Interesting thread. I can't give any wise words, I can let you know what
we do.
To answer your original question. We haven't really timed it but I would
guess between 5-10 minutes per item.
Less if no full text. much more if something like a book chapter where
the copyright will require emailing academics/publishers.
We check copyright (mainly relying on Sherpa Romeo), and will make small
improvements to the metadata, adding DOI/ISBN, fixing little problems
(why do people type with caps lock on).
When we set ours up, it was somewhat implicit that it should require
practically no resources after a year of operation, so of course
decisions were made based on this.
Though, like I think many Universities, the RAE and REF pilot have
helped convince people they need a good database of publication output,
with good metadata. I'm hoping the repository can be the solution for
this, and appropriate support provided. (at which point our metadata
standards will probably move a little from the 'self-deposit sloppy' end)

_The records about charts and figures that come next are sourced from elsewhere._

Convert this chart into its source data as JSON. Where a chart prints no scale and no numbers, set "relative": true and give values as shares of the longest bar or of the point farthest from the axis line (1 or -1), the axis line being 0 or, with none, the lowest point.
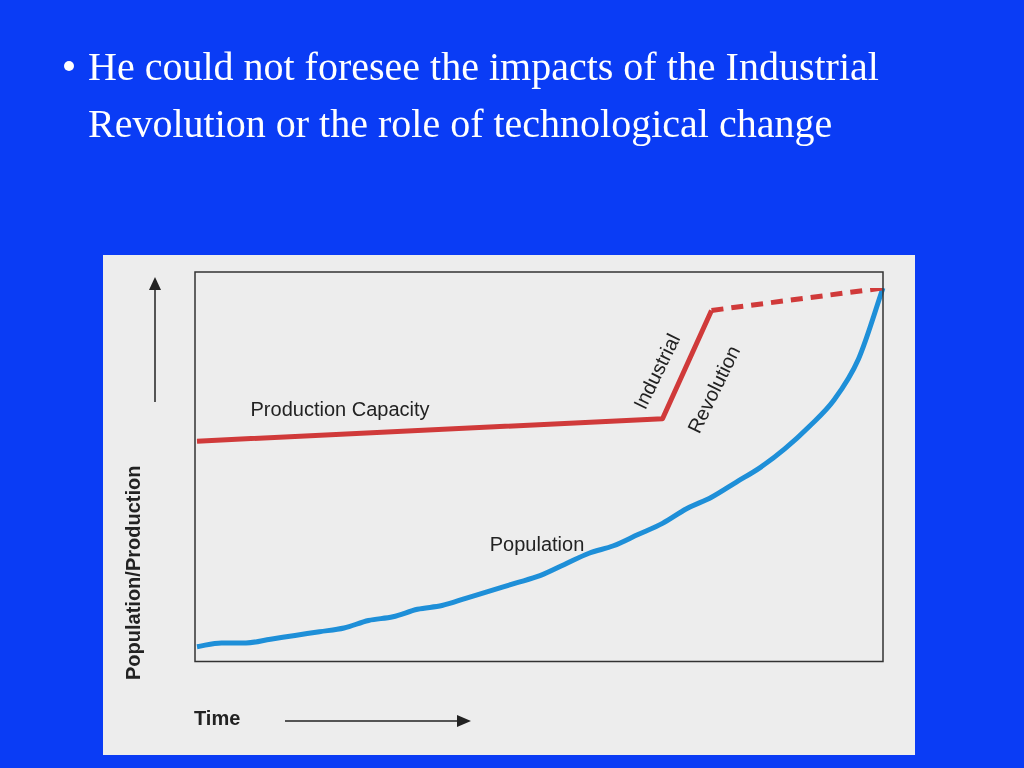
{
  "chart_data": {
    "type": "line",
    "title": "He could not foresee the impacts of the Industrial Revolution or the role of technological change",
    "xlabel": "Time",
    "ylabel": "Population/Production",
    "relative": true,
    "legend": false,
    "grid": false,
    "marker": "none",
    "annotations": [
      "Production Capacity",
      "Population",
      "Industrial",
      "Revolution"
    ],
    "categories": [
      null,
      null,
      null,
      null,
      null,
      null,
      null,
      null,
      null,
      null,
      null,
      null,
      null,
      null,
      null,
      null,
      null,
      null,
      null,
      null,
      null,
      null,
      null,
      null,
      null,
      null,
      null,
      null,
      null
    ],
    "series": [
      {
        "color": "#d03a3a",
        "line_style": "solid",
        "values": [
          0.59,
          null,
          null,
          null,
          null,
          null,
          null,
          null,
          null,
          null,
          null,
          null,
          null,
          null,
          null,
          null,
          null,
          null,
          null,
          0.65,
          null,
          0.94,
          null,
          null,
          null,
          null,
          null,
          null,
          null
        ]
      },
      {
        "color": "#d03a3a",
        "line_style": "dashed",
        "values": [
          null,
          null,
          null,
          null,
          null,
          null,
          null,
          null,
          null,
          null,
          null,
          null,
          null,
          null,
          null,
          null,
          null,
          null,
          null,
          null,
          null,
          0.94,
          null,
          null,
          null,
          null,
          null,
          null,
          1.0
        ]
      },
      {
        "color": "#1e8fd8",
        "line_style": "solid",
        "values": [
          0.04,
          0.05,
          0.05,
          0.06,
          0.07,
          0.08,
          0.09,
          0.11,
          0.12,
          0.14,
          0.15,
          0.17,
          0.19,
          0.21,
          0.23,
          0.26,
          0.29,
          0.31,
          0.34,
          0.37,
          0.41,
          0.44,
          0.48,
          0.52,
          0.57,
          0.63,
          0.7,
          0.81,
          1.0
        ]
      }
    ]
  }
}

I've quoted Jenny's email at the top, as I think it sums up my thoughts
far better that I could have said myself (especially regarding the
reasons for metadata: management info, and system interoperability). We
use LOC subject headings, because it seemed like one way that a third
party system could harvest records for a particular subject from many
Universities. But the confusion and effort it causes, and the lack of
any tools/websites making use of it, means I'm on the verge of removing
them.
So, taking the ideas you mention above, and from what others have said:
- getting academics to put at least some information in has to be a good
thing. a techy can help make it simple and perform basic checks
- I confess to not knowing what exactly SWAP requires, so can't picture
how much information you are entering.
- What metadata is good for internal management information/REF? What
information is very likely to be useful for system interoperability
(both other IRs and other campus systems)? Perhaps anything which falls
in to neither can be abandoned? The second is harder to answer. We all
run the risk of trying to predict the future, and I wonder sometimes if
we should keep it simple until we know what's useful, by which time
automated tools will probably have been developed to do it for us!
- At a more general level, I found the "make live quick, add extra
metalib later" approach an interesting idea. I can imagine a specific
'metadata editor' functionality which makes this efficient: a screen
which shows all fields for a record on one view, and once done, takes
them straight to the next record which needs editing.
- food for thought: librarything have a large database with records with
minimal need for editors. Can we learn from them?
I was going to make this a quick email, apologies for the length.